A inteligência artificial não se adota com pressa nem com fé nas modas
Muitas empresas estão a aproximar-se da inteligência artificial da pior forma possível: começam pela ferramenta, pela formação da moda ou pela ansiedade de “não ficar para trás”. É um erro. E pode sair caro.
A IA entrou no discurso empresarial com força, mas nem sempre com clareza. Fala-se dela como se fosse uma coisa única, homogénea, quase mágica. Não é. E enquanto empresários e profissionais não tiverem uma base mínima para perceber o que estão realmente a discutir, continuarão a tomar decisões frágeis com aparência de modernidade.
Ter contexto, aqui, não é um luxo técnico. É uma condição de responsabilidade.

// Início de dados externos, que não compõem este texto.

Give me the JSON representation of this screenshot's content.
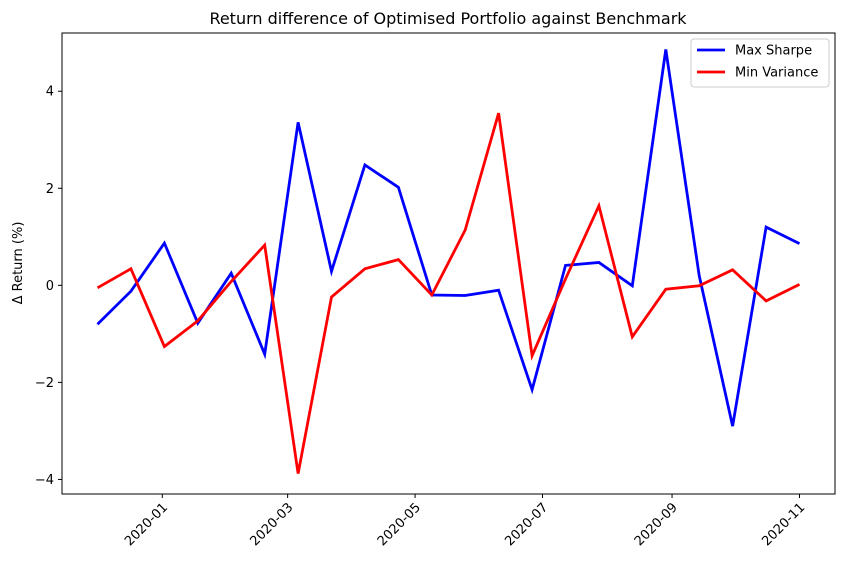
{
  "chart_data": {
    "type": "line",
    "title": "Return difference of Optimised Portfolio against Benchmark",
    "xlabel": "",
    "ylabel": "Δ Return (%)",
    "x": [
      "2019-12-01",
      "2019-12-17",
      "2020-01-02",
      "2020-01-18",
      "2020-02-03",
      "2020-02-19",
      "2020-03-06",
      "2020-03-22",
      "2020-04-07",
      "2020-04-23",
      "2020-05-09",
      "2020-05-25",
      "2020-06-10",
      "2020-06-26",
      "2020-07-12",
      "2020-07-28",
      "2020-08-13",
      "2020-08-29",
      "2020-09-14",
      "2020-09-30",
      "2020-10-16",
      "2020-11-01"
    ],
    "xlim": [
      "2019-11-14",
      "2020-11-18"
    ],
    "ylim": [
      -4.3,
      5.2
    ],
    "x_ticks": [
      {
        "date": "2020-01-01",
        "label": "2020-01"
      },
      {
        "date": "2020-03-01",
        "label": "2020-03"
      },
      {
        "date": "2020-05-01",
        "label": "2020-05"
      },
      {
        "date": "2020-07-01",
        "label": "2020-07"
      },
      {
        "date": "2020-09-01",
        "label": "2020-09"
      },
      {
        "date": "2020-11-01",
        "label": "2020-11"
      }
    ],
    "y_ticks": [
      {
        "value": 4,
        "label": "4"
      },
      {
        "value": 2,
        "label": "2"
      },
      {
        "value": 0,
        "label": "0"
      },
      {
        "value": -2,
        "label": "−2"
      },
      {
        "value": -4,
        "label": "−4"
      }
    ],
    "grid": false,
    "legend_position": "top-right",
    "series": [
      {
        "name": "Max Sharpe",
        "color": "#0000ff",
        "values": [
          -0.8,
          -0.12,
          0.87,
          -0.78,
          0.25,
          -1.42,
          3.36,
          0.29,
          2.48,
          2.02,
          -0.2,
          -0.21,
          -0.1,
          -2.15,
          0.41,
          0.47,
          -0.01,
          4.86,
          0.2,
          -2.9,
          1.2,
          0.86
        ]
      },
      {
        "name": "Min Variance",
        "color": "#ff0000",
        "values": [
          -0.05,
          0.34,
          -1.26,
          -0.73,
          0.08,
          0.83,
          -3.88,
          -0.24,
          0.34,
          0.53,
          -0.2,
          1.14,
          3.55,
          -1.45,
          0.13,
          1.64,
          -1.06,
          -0.08,
          -0.01,
          0.32,
          -0.32,
          0.02
        ]
      }
    ]
  }
}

Não é preciso que toda a gente se transforme em especialista. Mas é preciso saber, pelo menos, o essencial. Machine learning é a utilização de dados para identificar padrões e apoiar previsões ou decisões. Deep learning é uma forma mais avançada dessa lógica, especialmente útil em problemas de maior complexidade, como imagem, voz ou linguagem. IA generativa cria conteúdo novo: texto, imagem, código, resposta. Agentic AI vai mais longe: atua com maior autonomia, encadeia tarefas, usa ferramentas e executa ações orientadas para objetivos.
Misturar tudo isto na mesma conversa é meio caminho andado para escolher mal.
O problema é que muitas organizações estão a decidir antes de perceber. Compram soluções porque viram uma demonstração convincente. Inscrevem equipas em formações centradas em ferramentas que hoje estão na moda e amanhã estarão ultrapassadas. E confundem familiaridade com competência.
Mas saber mexer numa ferramenta não é o mesmo que perceber o que ela faz, onde falha, que riscos introduz e em que contexto pode criar valor. Essa diferença é tudo.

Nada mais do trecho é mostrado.